「……あるとき遠くへ行ってしまった友人のことが恋しく、ひどく寂しい思いをしていたので、必要な材料を集めて『友人そっくりの存在』を造ろうとした。……」
こんな話がどこかに載っていたような気がして、探したのだけれどなかなか見つからない。もしかしたら「今昔物語集」だったか、他の説話集だったか……頭を捻りつつ、端から本棚を浚ってみたら、全然違うところにあった。怪異集「山峡奇談」(河出文庫)の中で紹介されていた。
その説話「西行の人造人間」の出典は、13世紀頃に成立したとされる「撰集抄」で、作者不詳。また、信憑性についてもはっきりしたことは言えない。
私はこの話の醸し出す何かが好きで、だからきっと、記憶のどこかに引っかかっていたのだろう。
西行は平安時代末期に生まれて鎌倉時代後期に没した武士、かつ著名な歌人であり、出家してからは僧侶でもあった。
彼がとても親しかった友との別れを嘆いていたとき、偶然にも「鬼が人間の骨を集めて人を造った」旨の噂を耳にし、それで自分dも真似をしてみたのだとか。
人造人間を制作する方法は当然ながら奇怪なものだった。死人の骨(一体どこから拾ってくるのだろう)を基礎として、砒霜という薬を塗ったり、藤の若葉の糸で骨をからげて洗ったり、色々な植物の葉を揉みこんだり灰にしてつけたり。その締めくくりが、沈と香を焚く「反魂の秘術」だった。
残念ながら西行の人造人間製作は失敗に終わったのだが。
できあがった「何か」は、彼の友人に似ていないどころか、そもそも人間とも言い難いものだった。
全体的に色が悪く、吹き損じた笛の音のような声しか発さず、内側には心もない。西行は考えた。どうにかしてしまいたいが、人の形に形成してしまった以上、壊せば殺人になってしまう気もする。悩んだ末に、それを人里離れた高野山の奥へと置いてきてしまった。
私は想像する。深い森の奥で、人間に似たよく分からないものが何をするでもなく、ただ不思議な「吹き損じた笛の音のような」音をヒョロヒョロ発しながら彷徨っている様子を。

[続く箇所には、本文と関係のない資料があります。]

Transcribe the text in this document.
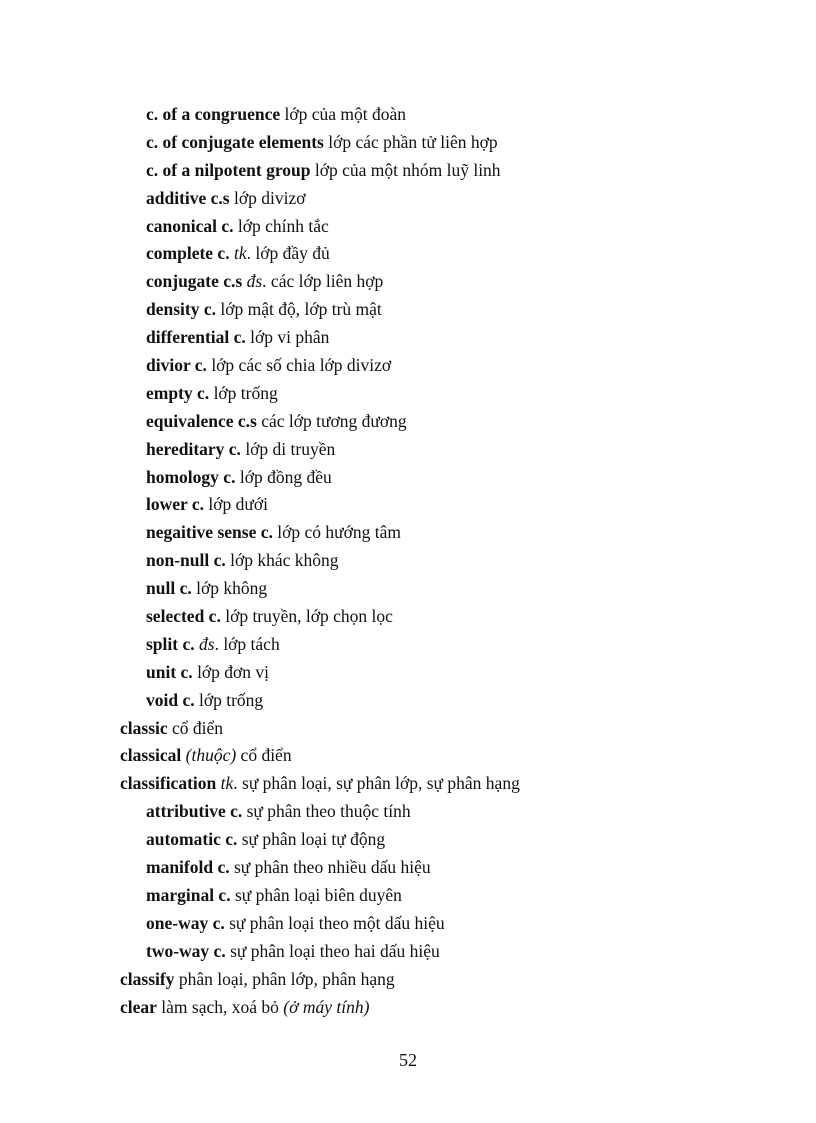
c. of a congruence lớp của một đoàn
c. of conjugate elements lớp các phần tử liên hợp
c. of a nilpotent group lớp của một nhóm luỹ linh
additive c.s lớp divizơ
canonical c. lớp chính tắc
complete c. tk. lớp đầy đủ
conjugate c.s đs. các lớp liên hợp
density c. lớp mật độ, lớp trù mật
differential c. lớp vi phân
divior c. lớp các số chia lớp divizơ
empty c. lớp trống
equivalence c.s các lớp tương đương
hereditary c. lớp di truyền
homology c. lớp đồng đều
lower c. lớp dưới
negaitive sense c. lớp có hướng tâm
non-null c. lớp khác không
null c. lớp không
selected c. lớp truyền, lớp chọn lọc
split c. đs. lớp tách
unit c. lớp đơn vị
void c. lớp trống
classic cổ điển
classical (thuộc) cổ điển
classification tk. sự phân loại, sự phân lớp, sự phân hạng
attributive c. sự phân theo thuộc tính
automatic c. sự phân loại tự động
manifold c. sự phân theo nhiều dấu hiệu
marginal c. sự phân loại biên duyên
one-way c. sự phân loại theo một dấu hiệu
two-way c. sự phân loại theo hai dấu hiệu
classify phân loại, phân lớp, phân hạng
clear làm sạch, xoá bỏ (ở máy tính)
52
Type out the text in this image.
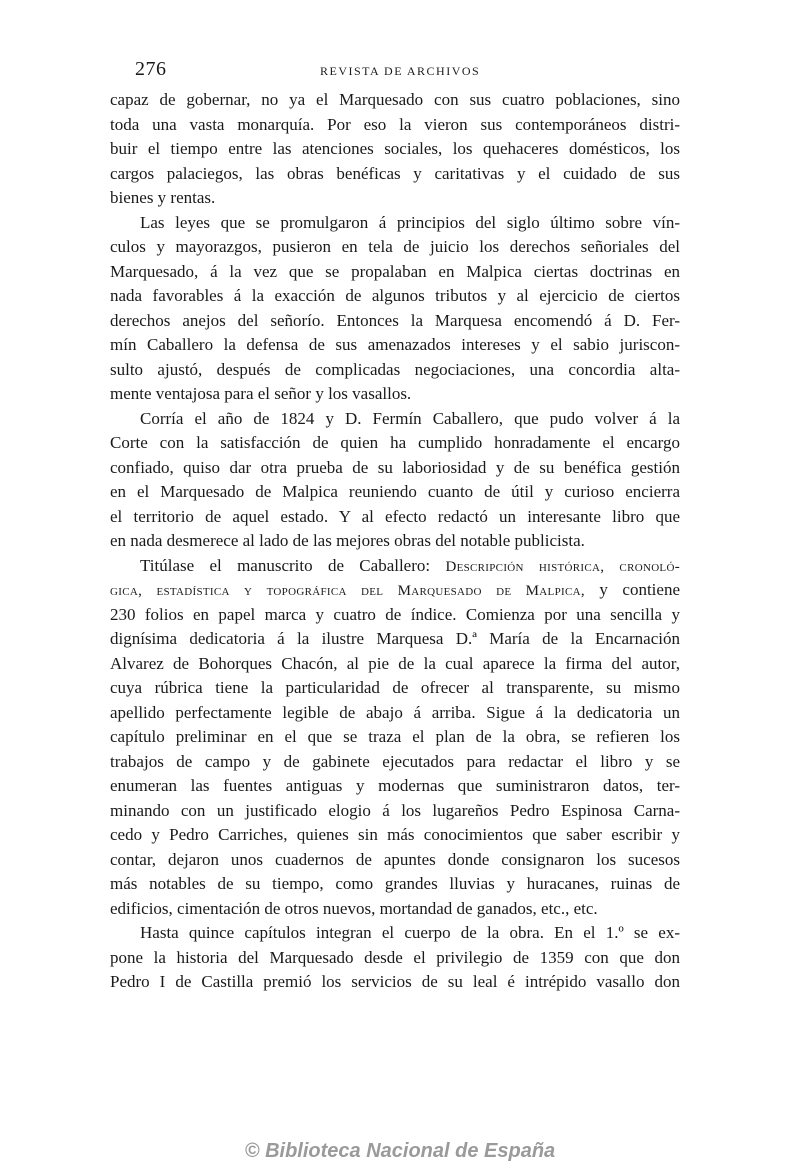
276	REVISTA DE ARCHIVOS
capaz de gobernar, no ya el Marquesado con sus cuatro poblaciones, sino
toda una vasta monarquía. Por eso la vieron sus contemporáneos distri-
buir el tiempo entre las atenciones sociales, los quehaceres domésticos, los
cargos palaciegos, las obras benéficas y caritativas y el cuidado de sus
bienes y rentas.
Las leyes que se promulgaron á principios del siglo último sobre vín-
culos y mayorazgos, pusieron en tela de juicio los derechos señoriales del
Marquesado, á la vez que se propalaban en Malpica ciertas doctrinas en
nada favorables á la exacción de algunos tributos y al ejercicio de ciertos
derechos anejos del señorío. Entonces la Marquesa encomendó á D. Fer-
mín Caballero la defensa de sus amenazados intereses y el sabio juriscon-
sulto ajustó, después de complicadas negociaciones, una concordia alta-
mente ventajosa para el señor y los vasallos.
Corría el año de 1824 y D. Fermín Caballero, que pudo volver á la
Corte con la satisfacción de quien ha cumplido honradamente el encargo
confiado, quiso dar otra prueba de su laboriosidad y de su benéfica gestión
en el Marquesado de Malpica reuniendo cuanto de útil y curioso encierra
el territorio de aquel estado. Y al efecto redactó un interesante libro que
en nada desmerece al lado de las mejores obras del notable publicista.
Titúlase el manuscrito de Caballero: Descripción histórica, cronoló-
gica, estadística y topográfica del Marquesado de Malpica, y contiene
230 folios en papel marca y cuatro de índice. Comienza por una sencilla y
dignísima dedicatoria á la ilustre Marquesa D.ª María de la Encarnación
Alvarez de Bohorques Chacón, al pie de la cual aparece la firma del autor,
cuya rúbrica tiene la particularidad de ofrecer al transparente, su mismo
apellido perfectamente legible de abajo á arriba. Sigue á la dedicatoria un
capítulo preliminar en el que se traza el plan de la obra, se refieren los
trabajos de campo y de gabinete ejecutados para redactar el libro y se
enumeran las fuentes antiguas y modernas que suministraron datos, ter-
minando con un justificado elogio á los lugareños Pedro Espinosa Carna-
cedo y Pedro Carriches, quienes sin más conocimientos que saber escribir y
contar, dejaron unos cuadernos de apuntes donde consignaron los sucesos
más notables de su tiempo, como grandes lluvias y huracanes, ruinas de
edificios, cimentación de otros nuevos, mortandad de ganados, etc., etc.
Hasta quince capítulos integran el cuerpo de la obra. En el 1.º se ex-
pone la historia del Marquesado desde el privilegio de 1359 con que don
Pedro I de Castilla premió los servicios de su leal é intrépido vasallo don
© Biblioteca Nacional de España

春夏秋冬、周囲の色が移り変わる中でひとりぼっち、心を持たずにうろついているよく分からないものを想像する。西行が放置した、彼(仮)の姿を。
しばらくして、西行は伏見の前中納言師仲卿を訪ねた。
師仲卿は自分も過去に人間を造ったことがあり、しかもその者はいま卿相(公卿大臣)の地位にあるのだと言い、人造人間に心を与える西行の術がうまくいかなかった理由を教えてくれた。
どうやら香には魔のたぐいを祓い遠ざけ、聖衆(生死を忌む)を集める効果があるため、最終的には焚かない方がよいのだそうだ。反魂の秘術には代わりに沈と乳を焚くべきであると言う。そして執り行う者も、7日のあいだ、飲まず食わずの状態になってから臨むのが適切なのだとも語った。

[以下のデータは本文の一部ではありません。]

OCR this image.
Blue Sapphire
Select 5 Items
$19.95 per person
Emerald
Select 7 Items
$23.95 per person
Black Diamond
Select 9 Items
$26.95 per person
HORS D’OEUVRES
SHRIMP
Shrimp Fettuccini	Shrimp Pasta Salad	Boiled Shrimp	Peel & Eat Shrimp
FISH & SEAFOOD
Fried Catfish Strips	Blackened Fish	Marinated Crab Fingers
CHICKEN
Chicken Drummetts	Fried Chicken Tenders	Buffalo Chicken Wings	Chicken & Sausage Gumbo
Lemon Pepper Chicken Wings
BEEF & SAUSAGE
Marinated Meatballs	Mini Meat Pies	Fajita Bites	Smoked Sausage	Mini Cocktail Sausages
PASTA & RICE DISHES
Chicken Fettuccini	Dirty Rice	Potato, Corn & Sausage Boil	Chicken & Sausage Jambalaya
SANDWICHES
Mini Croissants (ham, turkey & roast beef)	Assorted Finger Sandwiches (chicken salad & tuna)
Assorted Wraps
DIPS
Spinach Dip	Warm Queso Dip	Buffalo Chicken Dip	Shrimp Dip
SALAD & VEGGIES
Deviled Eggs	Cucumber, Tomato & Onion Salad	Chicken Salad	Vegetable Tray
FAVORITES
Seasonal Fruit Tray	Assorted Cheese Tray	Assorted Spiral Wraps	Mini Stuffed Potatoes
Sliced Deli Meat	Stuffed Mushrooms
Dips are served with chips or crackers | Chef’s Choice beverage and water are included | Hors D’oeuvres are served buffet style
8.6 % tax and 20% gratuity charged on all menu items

有益な助言を得た西行だが、なんとなく無意味なことであると思い直し、以後は人造人間の製作に手を伸ばす機会もなかったらしい。
この一連の流れから脳裏に浮かぶ情景や、勝手に推測できる西行の心情は、とても良い。
まず「人造人間でも構わないから傍にいてほしい」と思えるくらい大切だった友人が、彼の心を占めていた事実に感情を動かされる。寂しかったのだろう。多くの事柄について語り合い、短くない時間を共に過ごしたその人が、突然遠くへ行ってしまって。
また、こちらの感覚からすると生命を造るというのは一大事であり、実行する前には相当葛藤するか、結果的にやらない選択肢を選ぶだろうに、ちょうど関連する話を聞いたからということであっさり行動に移してしまえるところは面白かった。
失敗してしまった後も、ソレを山奥に放置してきてしまうし、師仲卿の助言を耳に入れた後の反応も「人間を造るなんてまったく無益だったなぁ」のように随分とドライな感じで。
この「西行と人造人間」の話を知ってから、私の心の高野山の奥地にはずっと、失敗の末に生まれた「彼」が棲みついている。
夜な夜な、耳を澄ますと奇妙な声が聞こえてくる。